Pemerintahan Raja di Indonesia ada yang bersifat mutlak dan turun-temurun seperti di
India dan ada juga yang menerapkan prinsip musyawarah. Prinsip musyawarah
diterapkan terutama apabila raja tidak mempunyai putra mahkota yaitu seperti yang
terjadi di kerajaan Majapahit, pada waktu pengangkatan Wikramawardana.Wujud
akulturasi di samping terlihat dalam sistem pemerintahan juga terlihat dalam sistem
kemasyarakatan, yaitu pembagian lapisan masyarakat berdasarkan sistem kasta.

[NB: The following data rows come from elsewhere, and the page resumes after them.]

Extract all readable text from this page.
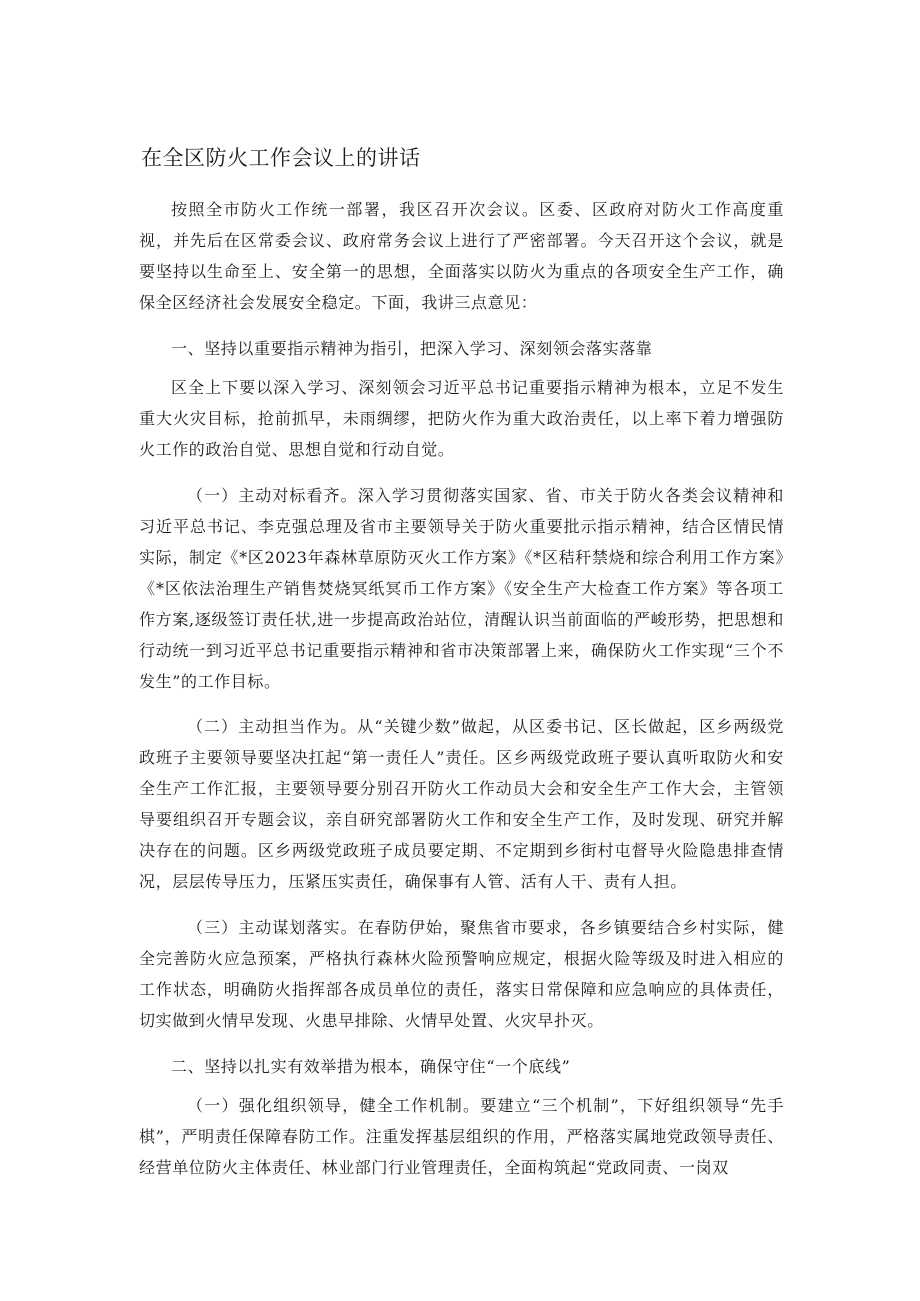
在全区防火工作会议上的讲话

按照全市防火工作统一部署，我区召开次会议。区委、区政府对防火工作高度重视，并先后在区常委会议、政府常务会议上进行了严密部署。今天召开这个会议，就是要坚持以生命至上、安全第一的思想，全面落实以防火为重点的各项安全生产工作，确保全区经济社会发展安全稳定。下面，我讲三点意见：

一、坚持以重要指示精神为指引，把深入学习、深刻领会落实落靠

区全上下要以深入学习、深刻领会习近平总书记重要指示精神为根本，立足不发生重大火灾目标，抢前抓早，未雨绸缪，把防火作为重大政治责任，以上率下着力增强防火工作的政治自觉、思想自觉和行动自觉。

（一）主动对标看齐。深入学习贯彻落实国家、省、市关于防火各类会议精神和习近平总书记、李克强总理及省市主要领导关于防火重要批示指示精神，结合区情民情实际，制定《*区2023年森林草原防灭火工作方案》《*区秸秆禁烧和综合利用工作方案》《*区依法治理生产销售焚烧冥纸冥币工作方案》《安全生产大检查工作方案》等各项工作方案,逐级签订责任状,进一步提高政治站位，清醒认识当前面临的严峻形势，把思想和行动统一到习近平总书记重要指示精神和省市决策部署上来，确保防火工作实现“三个不发生”的工作目标。

（二）主动担当作为。从“关键少数”做起，从区委书记、区长做起，区乡两级党政班子主要领导要坚决扛起“第一责任人”责任。区乡两级党政班子要认真听取防火和安全生产工作汇报，主要领导要分别召开防火工作动员大会和安全生产工作大会，主管领导要组织召开专题会议，亲自研究部署防火工作和安全生产工作，及时发现、研究并解决存在的问题。区乡两级党政班子成员要定期、不定期到乡街村屯督导火险隐患排查情况，层层传导压力，压紧压实责任，确保事有人管、活有人干、责有人担。

（三）主动谋划落实。在春防伊始，聚焦省市要求，各乡镇要结合乡村实际，健全完善防火应急预案，严格执行森林火险预警响应规定，根据火险等级及时进入相应的工作状态，明确防火指挥部各成员单位的责任，落实日常保障和应急响应的具体责任，切实做到火情早发现、火患早排除、火情早处置、火灾早扑灭。

二、坚持以扎实有效举措为根本，确保守住“一个底线”

（一）强化组织领导，健全工作机制。要建立“三个机制”，下好组织领导“先手棋”，严明责任保障春防工作。注重发挥基层组织的作用，严格落实属地党政领导责任、经营单位防火主体责任、林业部门行业管理责任，全面构筑起“党政同责、一岗双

Sistem kasta menurut kepercayaan Hindu terdiri dari kasta Brahmana (golongan
Pendeta), kasta Ksatria (golongan Prajurit, Bangsawan), kasta Waisya (golongan
pedagang) dan kasta Sudra (golongan rakyat jelata). Kasta-kasta tersebut juga berlaku
atau dipercayai oleh umat Hindu Indonesia tetapi tidak sama persis dengan kasta-kasta
yang ada di India karena kasta India benar-benar diterapkan dalam seluruh aspek
kehidupan, sedangkan di Indonesia tidak demikian, karena di Indonesia kasta hanya
diterapkan untuk upacara keagamaan.

4. Sistem Pengetahuan

Wujud akulturasi dalam bidang pengetahuan, salah satunya yaitu perhitungan waktu
berdasarkan kalender tahun saka, tahun dalam kepercayaan Hindu. Menurut
perhitungan satu tahun Saka sama dengan 365 hari dan perbedaan tahun saka dengan
tahun masehi adalah 78 tahun sebagai contoh misalnya tahun saka 654, maka tahun
masehinya 654 + 78 = 732 M. Di samping adanya pengetahuan tentang kalender Saka,
juga ditemukan perhitungan tahun Saka dengan menggunakan Candrasangkala.
Apakah Anda sebelumnya pernah mendengar istilah Candrasangkala? Candrasangkala
adalah susunan kalimat atau gambar yang dapat dibaca sebagai angka. Candrasangkala
banyak ditemukan dalam prasasti yang ditemukan di pulau Jawa, dan menggunakan
kalimat bahasa Jawa salah satu contohnya yaitu kalimat Sirna ilang kertaning bhumi
apabila diartikan sirna = 0, ilang = 0, kertaning = 4 dan bhumi = 1, maka kalimat
tersebut diartikan dan belakang sama dengan tahun 1400 saka atau sama dengan 1478
M yang merupakan tahun runtuhnya Majapahit .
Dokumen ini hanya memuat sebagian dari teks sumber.